Spanish to Mexican Sign Language glosses corpus for natural language processing tasks
Spanish to Mexican Sign Language glosses corpus for natural language processing tasks
Blog Article
Abstract This work shares a dataset that contains Spanish (SPA) to Mexican Sign Language (MSL) glosses -transcripted MSL- pairs of sentences for a downstream task.The methodology used to prepare the shared dataset considered the construction of SPA-to-MSL corpus with a specific representation of the SPA language for MSL interpretation.The proposed corpus is a reference dataset for evaluating diverse neural machine translation (NMT) system variants.With the support of grammatical MSL books and advice from MSL interpreters, this study developed a 3000 sentence pairs SPA-to-MSL dataset.The distribution of 3000 sentences in the corpus follows the linguistic composition of the SPA language.

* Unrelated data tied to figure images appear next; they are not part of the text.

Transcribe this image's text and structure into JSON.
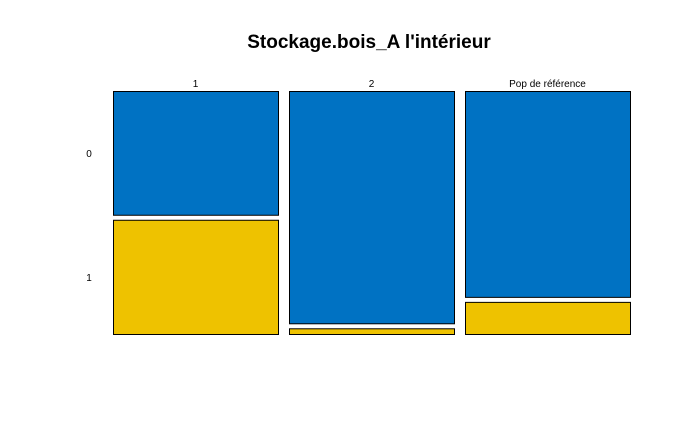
{
  "chart_data": {
    "type": "mosaic",
    "title": "Stockage.bois_A l'intérieur",
    "columns": [
      "1",
      "2",
      "Pop de référence"
    ],
    "rows": [
      "0",
      "1"
    ],
    "column_widths": [
      1,
      1,
      1
    ],
    "proportions": [
      [
        0.52,
        0.48
      ],
      [
        0.976,
        0.024
      ],
      [
        0.865,
        0.135
      ]
    ],
    "colors": {
      "0": "#0072C3",
      "1": "#EEC200"
    },
    "grid": false,
    "legend": "none"
  }
}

With the aim of testing the cc100x parts functionality of the corpus as a data source for NMT, two neural transformers were used to test the usability of the proposed dataset.The first NMT model uses a Helsinki-NLP SPA-to-SPA transformer developed by the Language Technologies Research Group at the University of Helsinki.The second NMT amundsen field slacks herre model considers a SPA-to-SPA pre-trained neural transformer presented as a BARTO approach.Both evaluations considered a transfer learning strategy, which has been demonstrated to be effective for modeling low-resource languages.The NMT evaluation produced 91.
13 and 94.23 BLEU that coincide with the state-of-the-art results in NMT for arbitrary languages.Moreover, the evaluation of a professional MSL interpreter established 94% of effective translation of SPA sentences in MSL structures.